Vejamos que este debate relançado pela OCDE vai muito além dos limites de uma simples cumulação entre atividade remunerada/aposentadoria, o que, no Brasil, é permitido e referendado pelo próprio STF. O que se busca a nosso ver seria a conciliação entre trabalho e aposentadoria, ou seja, trabalho e vida privada; dar maior transparência nas regras de aposentadoria; incentivar os governos a implementar uma política de educação financeira; proporcionar uma maior receita por meio do recolhimento de contribuições previdenciárias; adequar-se à expectativa de vida das pessoas; adequação ao modelo de carreira e trajetória profissional em uma era digital e principalmente dar maior autonomia para que as próprias pessoas possam escolher o momento de sua aposentadoria e seu valor.

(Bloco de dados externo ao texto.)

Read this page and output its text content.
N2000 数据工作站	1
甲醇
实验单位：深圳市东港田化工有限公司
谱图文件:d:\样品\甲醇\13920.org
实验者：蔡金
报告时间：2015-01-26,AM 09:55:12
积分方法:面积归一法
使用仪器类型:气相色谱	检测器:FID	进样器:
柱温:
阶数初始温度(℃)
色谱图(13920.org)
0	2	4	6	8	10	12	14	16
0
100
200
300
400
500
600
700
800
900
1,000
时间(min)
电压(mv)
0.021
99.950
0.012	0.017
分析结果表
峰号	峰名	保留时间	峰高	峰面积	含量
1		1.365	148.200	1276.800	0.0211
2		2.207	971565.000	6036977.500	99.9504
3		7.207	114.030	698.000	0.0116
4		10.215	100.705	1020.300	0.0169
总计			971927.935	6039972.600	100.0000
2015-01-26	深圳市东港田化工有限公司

Para que a aposentadoria flexível seja alcançada deve-se recompensar aqueles que optam por permanecer trabalhando, mesmo que preenchidos todos os requisitos para uma aposentaria integral, e ao mesmo tempo criar regras de flexibilização para aquelas pessoas que desejam se aposentar antes da idade mínima exigida e continuar trabalhando, sendo que suas contribuições irão criar novos direitos quando de uma aposentadoria definitiva.

 

Juliano Barra é professor assistente (Ater) na École de Droit de la Sorbonne e doutor em direito pela Université Paris.